David Burke and then Edward Hardwicke played Dr. Watson, both with the depth, calm and intelligence that Doyle intended. (The Watson of this series, however, is often seen trying to get a meal while Holmes – for whom food is simply fuel – is off and running.)
The shows often closely follow the stories – as with The Speckled Band, a locked-room mystery lifted right from the text. But sometimes the screenwriter decided to untwist the plot a bit, especially in the late stories – such as The Disappearance of Lady Francis Carfax – when Doyle may have been going through the motions. He always provides motives but not the psychological depth later added to the genre by PD James. In Doyle’s stories it is all about Sherlock’s observing and following the clues that lead to the how and who. It is Brett that provides moral and psychological depth in his version of Holmes and makes the series the one to watch.
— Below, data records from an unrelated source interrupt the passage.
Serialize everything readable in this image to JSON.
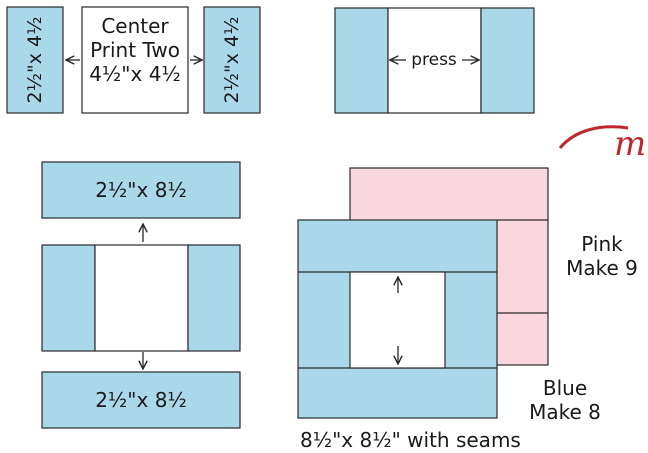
{
  "colors": {
    "blue": "#a9d8e8",
    "pink": "#fad6de",
    "outline": "#2a2a2a",
    "logo_red": "#c0272d"
  },
  "step1": {
    "left_strip": "2½\"x 4½",
    "center_line1": "Center",
    "center_line2": "Print Two",
    "center_line3": "4½\"x 4½",
    "right_strip": "2½\"x 4½"
  },
  "step2": {
    "press_label": "press"
  },
  "step3": {
    "top_strip": "2½\"x 8½",
    "bottom_strip": "2½\"x 8½"
  },
  "block": {
    "pink_line1": "Pink",
    "pink_line2": "Make 9",
    "blue_line1": "Blue",
    "blue_line2": "Make 8",
    "size_caption": "8½\"x 8½\" with seams"
  },
  "logo": {
    "fragment": "m"
  }
}
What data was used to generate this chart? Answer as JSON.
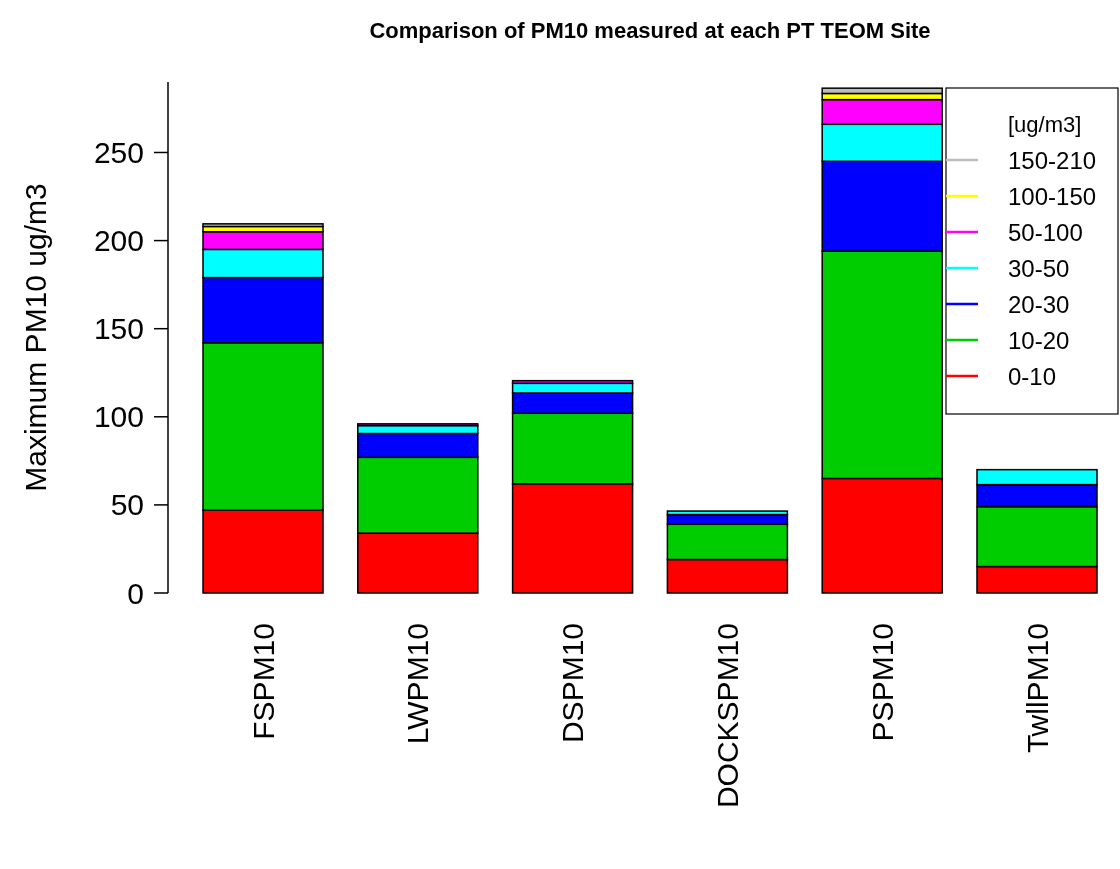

So on a scale of 1-5, this gets a six for Sherlock Holmes as brought to life by Jeremy Brett.
lovely review. And makes me look a little differently at the Hollywood films of the past twenty plus years, where some try to find that deeper or darker current.
Thanks for this valuable research, Jerry. Two points...
-I've been curious for some time about the issue you raise of perceived character differentiation in Doyle's mind, from Poe's Dupin. I wonder if it is simply an affectation of the latter being fictionally French, or if there was a sort of an inherited understanding of Poe's stories in Victorian times due to Baudelaire's famous translations into French in the 1850s, which made Poe popuar in France and I assume, inspired French-language detective authors with Dupin-istic tendencies. I imagine this is picked up by Chesterton's imagination of the French, for example.
-Your quoted section about the actor's mental disintegration from becoming Holmes could be a story by Borges!